エリオラは布団にくるまりながらピョンピン跳ねて近付いてくる。
「たなとっ、たなとっ……! おかえり……!」
「あ、ああ。ただいま」
ここまで懐かれると、おいそれと一人で外出も出来ねーな……。
「たな……ん? すんすん、すんすん」
え、何? 何で俺の匂い嗅いでるの?
「……臭う……」
「えっ、そんなに臭うか……?」
まあ、今日一日潮風に当たったり、魚と戯れてたからなぁ……。
「違う、そうじゃない。これは……メス魔族の匂いっ」
ギクッ。
「しかもおっぱいデカい……!」
ギクギクッ。匂いで分かりすぎじゃない? てか、あの人魔族だったの……?
「タナト……浮気……?」
「ち、違う。浮気なんてしてないっ」
と言うかそもそも浮気をする仲じゃないだろっ。
「お兄ちゃん……お姉ちゃんというものがありながら、最低なのだわ……」
「そんな奴だったなんて思わなかったわ……」
お前らも入ってくるな、ややこしくなる!
「安心して、タナト。私は浮気には寛容。私が正妻である限り、どこの誰と寝てもいい」
胸を張って余裕を見せるエリオラ。これは助かった……のか?
「……でもタナト。こっちに来てそんなに経ってないのに、もう女の人と仲良くなったの? あんた、そんなスケコマシだった?」
「だから違うって……確かに女だったが、俺が釣り堀で釣りしてたら教えてくれって言うもんだから、教えただけだ」
「名前は?」
「確か……ロゥリエ・ウンターガング」
だったっけ?
その名前を口にすると、エリオラとイライザの目が見開かれた。
「……嘘……」
「本当なの、お兄ちゃん……?」
「え? ああ、多分……」
……どうしたんだ、二人して?
『タナトよ。そやつ、髪と瞳の色が緑ではなかったか?』
「ああ、その通りだ」
『……何てことじゃ……』
……ルーシーまで、何深刻そうな感じを出してんだよ……。
『生き延びたにしろ、転生体にしろ、これはちとまずいぞ。

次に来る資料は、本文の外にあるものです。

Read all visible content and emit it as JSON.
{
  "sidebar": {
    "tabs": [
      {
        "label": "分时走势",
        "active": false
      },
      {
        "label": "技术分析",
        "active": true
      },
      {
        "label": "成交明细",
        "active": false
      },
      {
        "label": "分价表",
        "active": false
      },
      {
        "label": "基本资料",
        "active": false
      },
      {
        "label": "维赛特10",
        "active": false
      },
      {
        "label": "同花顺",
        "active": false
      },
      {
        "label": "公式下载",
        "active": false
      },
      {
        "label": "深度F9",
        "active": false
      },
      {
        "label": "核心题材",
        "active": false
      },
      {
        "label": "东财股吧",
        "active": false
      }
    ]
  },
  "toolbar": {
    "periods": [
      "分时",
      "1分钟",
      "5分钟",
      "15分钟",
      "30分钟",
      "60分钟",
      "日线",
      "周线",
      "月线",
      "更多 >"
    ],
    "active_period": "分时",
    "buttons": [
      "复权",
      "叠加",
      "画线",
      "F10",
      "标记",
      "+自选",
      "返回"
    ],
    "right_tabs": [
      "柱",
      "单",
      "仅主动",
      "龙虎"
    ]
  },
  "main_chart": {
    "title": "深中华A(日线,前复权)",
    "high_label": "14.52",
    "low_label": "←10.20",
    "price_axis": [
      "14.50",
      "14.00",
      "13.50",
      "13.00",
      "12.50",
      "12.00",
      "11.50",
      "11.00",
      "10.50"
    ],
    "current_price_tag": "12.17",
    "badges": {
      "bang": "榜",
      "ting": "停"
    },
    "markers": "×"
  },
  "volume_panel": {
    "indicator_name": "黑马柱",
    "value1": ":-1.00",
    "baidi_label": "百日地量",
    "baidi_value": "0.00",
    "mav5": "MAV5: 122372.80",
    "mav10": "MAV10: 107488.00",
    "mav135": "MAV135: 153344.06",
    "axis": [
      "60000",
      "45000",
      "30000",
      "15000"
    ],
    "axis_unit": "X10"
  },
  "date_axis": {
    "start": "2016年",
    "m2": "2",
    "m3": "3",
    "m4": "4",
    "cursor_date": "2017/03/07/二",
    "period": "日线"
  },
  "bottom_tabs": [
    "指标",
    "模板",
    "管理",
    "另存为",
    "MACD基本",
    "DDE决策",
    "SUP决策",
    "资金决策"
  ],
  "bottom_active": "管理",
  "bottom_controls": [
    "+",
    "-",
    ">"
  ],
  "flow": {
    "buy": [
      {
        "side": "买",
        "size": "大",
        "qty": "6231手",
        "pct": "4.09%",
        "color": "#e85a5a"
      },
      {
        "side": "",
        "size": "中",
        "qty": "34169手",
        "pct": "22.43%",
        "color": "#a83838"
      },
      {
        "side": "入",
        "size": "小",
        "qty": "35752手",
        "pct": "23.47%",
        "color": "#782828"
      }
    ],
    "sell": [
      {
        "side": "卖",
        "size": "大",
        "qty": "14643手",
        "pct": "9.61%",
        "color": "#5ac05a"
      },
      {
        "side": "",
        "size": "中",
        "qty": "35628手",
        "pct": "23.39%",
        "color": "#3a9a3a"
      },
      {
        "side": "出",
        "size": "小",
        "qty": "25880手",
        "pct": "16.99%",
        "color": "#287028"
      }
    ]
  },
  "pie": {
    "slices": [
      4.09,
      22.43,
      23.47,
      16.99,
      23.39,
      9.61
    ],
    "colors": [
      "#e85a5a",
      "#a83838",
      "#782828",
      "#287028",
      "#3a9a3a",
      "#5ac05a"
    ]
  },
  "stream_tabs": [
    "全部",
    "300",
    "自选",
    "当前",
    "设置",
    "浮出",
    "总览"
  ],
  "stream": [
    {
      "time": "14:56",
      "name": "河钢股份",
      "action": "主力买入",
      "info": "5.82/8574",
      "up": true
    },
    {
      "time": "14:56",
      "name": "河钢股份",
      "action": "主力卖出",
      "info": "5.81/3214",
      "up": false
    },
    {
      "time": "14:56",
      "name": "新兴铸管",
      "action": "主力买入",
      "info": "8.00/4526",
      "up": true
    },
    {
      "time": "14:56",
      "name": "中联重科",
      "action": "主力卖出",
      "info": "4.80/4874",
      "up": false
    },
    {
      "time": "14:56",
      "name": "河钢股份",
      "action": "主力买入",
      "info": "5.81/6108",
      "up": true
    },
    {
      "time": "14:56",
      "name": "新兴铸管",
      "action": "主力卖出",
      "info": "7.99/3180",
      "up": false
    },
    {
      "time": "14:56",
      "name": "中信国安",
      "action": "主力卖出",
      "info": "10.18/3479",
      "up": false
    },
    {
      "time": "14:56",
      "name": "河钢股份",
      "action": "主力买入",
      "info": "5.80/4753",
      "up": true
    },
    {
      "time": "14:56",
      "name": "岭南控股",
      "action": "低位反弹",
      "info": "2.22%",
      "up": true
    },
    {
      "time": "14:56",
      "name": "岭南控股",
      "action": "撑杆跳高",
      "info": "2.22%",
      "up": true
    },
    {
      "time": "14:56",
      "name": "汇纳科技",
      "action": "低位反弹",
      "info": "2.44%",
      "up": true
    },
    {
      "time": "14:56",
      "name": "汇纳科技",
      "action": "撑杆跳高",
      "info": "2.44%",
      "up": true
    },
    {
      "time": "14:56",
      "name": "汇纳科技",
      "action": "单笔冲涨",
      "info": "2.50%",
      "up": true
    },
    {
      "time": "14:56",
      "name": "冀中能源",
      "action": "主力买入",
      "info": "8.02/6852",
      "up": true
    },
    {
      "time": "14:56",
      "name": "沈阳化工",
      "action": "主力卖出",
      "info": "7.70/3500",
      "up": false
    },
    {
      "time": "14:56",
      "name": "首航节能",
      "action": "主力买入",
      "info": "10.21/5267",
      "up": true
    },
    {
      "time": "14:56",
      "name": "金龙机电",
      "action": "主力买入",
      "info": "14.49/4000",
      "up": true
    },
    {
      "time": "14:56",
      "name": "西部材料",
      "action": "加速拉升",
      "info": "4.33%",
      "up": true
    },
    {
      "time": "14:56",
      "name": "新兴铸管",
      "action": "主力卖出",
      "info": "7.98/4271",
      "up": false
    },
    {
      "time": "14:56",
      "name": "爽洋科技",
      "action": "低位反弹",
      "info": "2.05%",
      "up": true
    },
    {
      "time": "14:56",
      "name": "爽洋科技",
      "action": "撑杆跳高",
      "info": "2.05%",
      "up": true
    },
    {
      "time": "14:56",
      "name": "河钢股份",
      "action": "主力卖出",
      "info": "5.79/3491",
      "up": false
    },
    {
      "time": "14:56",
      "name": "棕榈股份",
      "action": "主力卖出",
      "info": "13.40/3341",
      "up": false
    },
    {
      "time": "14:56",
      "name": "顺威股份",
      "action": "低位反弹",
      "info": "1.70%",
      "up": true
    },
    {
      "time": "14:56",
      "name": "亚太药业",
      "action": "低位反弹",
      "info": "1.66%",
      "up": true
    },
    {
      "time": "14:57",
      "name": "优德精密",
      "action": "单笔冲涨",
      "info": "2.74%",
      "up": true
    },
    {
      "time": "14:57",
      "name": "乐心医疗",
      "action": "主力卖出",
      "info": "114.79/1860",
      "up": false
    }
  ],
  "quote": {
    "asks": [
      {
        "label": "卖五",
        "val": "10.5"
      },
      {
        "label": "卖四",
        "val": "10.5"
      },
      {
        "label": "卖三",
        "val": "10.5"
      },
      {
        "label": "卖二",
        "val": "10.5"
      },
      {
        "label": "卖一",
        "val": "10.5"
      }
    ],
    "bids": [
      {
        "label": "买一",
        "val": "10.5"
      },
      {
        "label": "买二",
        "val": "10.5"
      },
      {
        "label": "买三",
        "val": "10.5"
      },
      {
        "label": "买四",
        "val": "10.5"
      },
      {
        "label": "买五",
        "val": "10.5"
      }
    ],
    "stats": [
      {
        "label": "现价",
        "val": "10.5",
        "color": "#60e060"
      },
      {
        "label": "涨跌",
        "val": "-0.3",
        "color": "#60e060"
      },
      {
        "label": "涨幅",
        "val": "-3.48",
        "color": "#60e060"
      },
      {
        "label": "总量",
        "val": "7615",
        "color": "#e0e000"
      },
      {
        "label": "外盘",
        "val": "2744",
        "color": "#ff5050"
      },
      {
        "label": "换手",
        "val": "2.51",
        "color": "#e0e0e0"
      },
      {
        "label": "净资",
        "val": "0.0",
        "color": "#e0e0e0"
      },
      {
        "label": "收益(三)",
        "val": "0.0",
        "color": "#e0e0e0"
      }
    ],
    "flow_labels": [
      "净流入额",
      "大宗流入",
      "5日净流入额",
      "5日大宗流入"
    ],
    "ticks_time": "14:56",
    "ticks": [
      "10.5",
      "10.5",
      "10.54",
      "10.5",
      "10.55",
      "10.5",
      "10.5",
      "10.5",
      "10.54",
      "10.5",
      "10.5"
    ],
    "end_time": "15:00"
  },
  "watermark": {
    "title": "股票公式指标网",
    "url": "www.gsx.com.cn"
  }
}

エリィ、イライザ』
「うん、分かってる」
「っ…………」
……俺とミケ、置いてけぼりでござる。
「……タナト、これからは一人で外に出ないで」
「ちょ、ちょっとエリオラちゃん。どうしたのよ、本当に」
「……ロゥリエ・ウンターガング。それが本当なら、三〇〇〇年前の魔族でイヴァロンの部下。混沌と破壊派の魔族で──正真正銘の悪」
◆◆◆
草木も眠る丑三つ時。
誰もいない裏路地で、女は踊るように歩く。
「はあぁん……素晴らしい……素晴らしい素晴らしい素晴らしい素晴らしい素晴らしい素晴らしい素晴らしい素晴らしい素晴らしい素晴らしい素晴らしい……素晴らしいですわぁ♡」
恍惚な笑みを浮かべ、艶かしい吐息をつく女は、狂ったように呟く。
「この世に幸せと平和しか知らない殿方……あぁ、彼の顔を絶望に歪められたら、どれ程の快楽を得られるのでしょうか……♡」
まるで三日月のように釣り上がる口角を隠すように、顔を両手で覆い隠して蹲る。
丁度そこに通りかかった酔っ払いが、スライムのように潰れた女の胸を見て足を止めた。
「お? 姉ちゃん、どうしたんだい? 俺が休憩出来るとこ──」
言葉は続かなかった。
まるで、全身を何かに穿たれたように蜂の巣になった肉塊が、裏路地に転がる。
「何も持たないゲボが話しかけて来んじゃねーよ。ぁぁ……早く、早く会いとうございます──タナト様」
女は歌うように嗤い、闇の中へと溶けていく。
裏路地に残ったのは、何も言わぬ死体だけだった。